Chronic illnesses present a host of issues for individuals, families, communities, and society. They require lengthy and costly treatment regimens and can be physically and emotionally draining. The financial burden a chronic illness can put on a social network can be exorbitant. But the emotional toll of living with a chronic illness can be even more significant. People who live with a chronic illness or disability have undoubtedly experienced drastic changes in their qualities of life.
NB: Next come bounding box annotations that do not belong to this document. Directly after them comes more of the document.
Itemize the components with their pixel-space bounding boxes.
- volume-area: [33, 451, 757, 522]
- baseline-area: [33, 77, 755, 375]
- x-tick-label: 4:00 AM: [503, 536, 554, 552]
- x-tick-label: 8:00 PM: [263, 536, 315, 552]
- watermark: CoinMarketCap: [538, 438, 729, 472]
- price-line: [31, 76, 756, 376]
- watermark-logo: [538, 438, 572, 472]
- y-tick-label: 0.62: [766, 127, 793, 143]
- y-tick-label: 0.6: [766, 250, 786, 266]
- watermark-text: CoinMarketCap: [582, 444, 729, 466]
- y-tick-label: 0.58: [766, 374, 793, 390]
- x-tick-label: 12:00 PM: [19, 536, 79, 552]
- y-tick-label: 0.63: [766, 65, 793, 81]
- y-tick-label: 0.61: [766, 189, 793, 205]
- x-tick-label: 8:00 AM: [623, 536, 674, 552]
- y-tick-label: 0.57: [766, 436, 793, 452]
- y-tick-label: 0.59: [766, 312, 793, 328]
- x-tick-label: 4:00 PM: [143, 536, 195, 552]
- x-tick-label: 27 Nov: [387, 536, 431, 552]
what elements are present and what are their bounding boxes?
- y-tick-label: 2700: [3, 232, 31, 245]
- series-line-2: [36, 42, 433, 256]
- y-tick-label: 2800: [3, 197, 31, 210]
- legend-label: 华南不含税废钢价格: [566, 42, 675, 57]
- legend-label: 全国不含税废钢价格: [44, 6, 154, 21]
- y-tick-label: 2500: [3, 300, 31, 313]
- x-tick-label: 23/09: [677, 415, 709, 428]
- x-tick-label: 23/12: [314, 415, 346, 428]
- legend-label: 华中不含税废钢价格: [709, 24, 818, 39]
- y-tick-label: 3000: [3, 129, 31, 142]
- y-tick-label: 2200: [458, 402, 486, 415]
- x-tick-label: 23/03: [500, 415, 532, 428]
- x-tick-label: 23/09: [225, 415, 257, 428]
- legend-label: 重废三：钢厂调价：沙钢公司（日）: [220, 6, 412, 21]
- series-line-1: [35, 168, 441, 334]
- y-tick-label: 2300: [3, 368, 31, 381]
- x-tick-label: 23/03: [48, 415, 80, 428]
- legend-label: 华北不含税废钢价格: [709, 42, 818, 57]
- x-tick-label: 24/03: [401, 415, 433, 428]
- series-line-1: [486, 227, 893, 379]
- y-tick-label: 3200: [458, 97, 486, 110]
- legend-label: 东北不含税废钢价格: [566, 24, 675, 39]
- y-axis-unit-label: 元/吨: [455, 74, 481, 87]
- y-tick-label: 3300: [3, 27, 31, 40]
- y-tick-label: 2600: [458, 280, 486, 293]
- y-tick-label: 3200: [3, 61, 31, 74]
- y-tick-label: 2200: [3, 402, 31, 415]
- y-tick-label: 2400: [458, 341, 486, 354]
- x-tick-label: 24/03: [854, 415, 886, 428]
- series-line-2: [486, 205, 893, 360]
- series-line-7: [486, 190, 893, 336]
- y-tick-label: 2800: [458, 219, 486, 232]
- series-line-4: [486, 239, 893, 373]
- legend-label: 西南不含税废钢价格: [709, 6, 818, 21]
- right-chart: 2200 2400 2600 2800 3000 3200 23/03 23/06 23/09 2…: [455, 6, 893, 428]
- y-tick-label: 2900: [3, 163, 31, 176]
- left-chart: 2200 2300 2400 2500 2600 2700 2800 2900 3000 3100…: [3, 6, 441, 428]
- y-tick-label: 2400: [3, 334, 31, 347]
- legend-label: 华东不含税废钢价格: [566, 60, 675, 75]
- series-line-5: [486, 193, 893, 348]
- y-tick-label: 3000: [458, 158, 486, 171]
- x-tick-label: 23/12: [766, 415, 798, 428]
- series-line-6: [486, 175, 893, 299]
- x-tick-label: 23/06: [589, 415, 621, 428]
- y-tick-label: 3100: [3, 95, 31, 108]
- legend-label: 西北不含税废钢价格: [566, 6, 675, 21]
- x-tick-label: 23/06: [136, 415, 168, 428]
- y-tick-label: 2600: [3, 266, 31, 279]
They may no longer be able to support themselves financially and may require a caregiver to assist with physical activities as well. Add to that the limited mobility or physical pain that can accompany chronic illness, and conditions are ripe for a rapid deterioration of mental well-being. Addressing the psychological problems that can result from being chronically ill is paramount. Not only does psychological health improve overall physical health, but positive mental health can also increase medication adherence and other treatments necessary to combat the chronic illness, thus prolonging and improving life.
Recently, some communities have developed ways to identify which chronically ill individuals also have mental health problems, specifically depression. However, it is unknown how accurate these assessments are. To explore this issue further, Christopher Burton of the Centre for Population Health Sciences at the University of Edinburgh in the UK recently analyzed data from over 67,000 newly diagnosed cardiac and diabetic patients. The participants were evaluated for depression within the first four weeks of diagnoses in an effort to recognize those in need of mental health services.
After researching the data, Burton found that although the number of depression diagnoses increased, they did not do so dramatically. Also, only a small percentage of those receiving diagnoses for depression went on to get treatment. Untreated depression can result in poor mental and physical outcomes. Burton believes that perhaps receiving both diagnoses within one month minimizes the impact of the depression diagnosis, making the treatment of it less urgent when compared to the treatment of the chronic illness. Regardless, Burton believes that financial investments in these types of assessments may not be paying off in mental health outcomes. He said, “Given these findings we recommend careful consideration before further extension of screening for depression in patients with chronic illness.” Burton hopes that future work looks into more effective ways to identify and encourage treatment of depression in individuals with chronic illness.
Reference:
Burton, C., C. Simpson, and N. Anderson. Diagnosis and treatment of depression following routine screening in patients with coronary heart disease or diabetes: A database cohort study. Psychological Medicine 43.3 (2013): 529-37. ProQuest Research Library. Web. 3 Feb. 2013.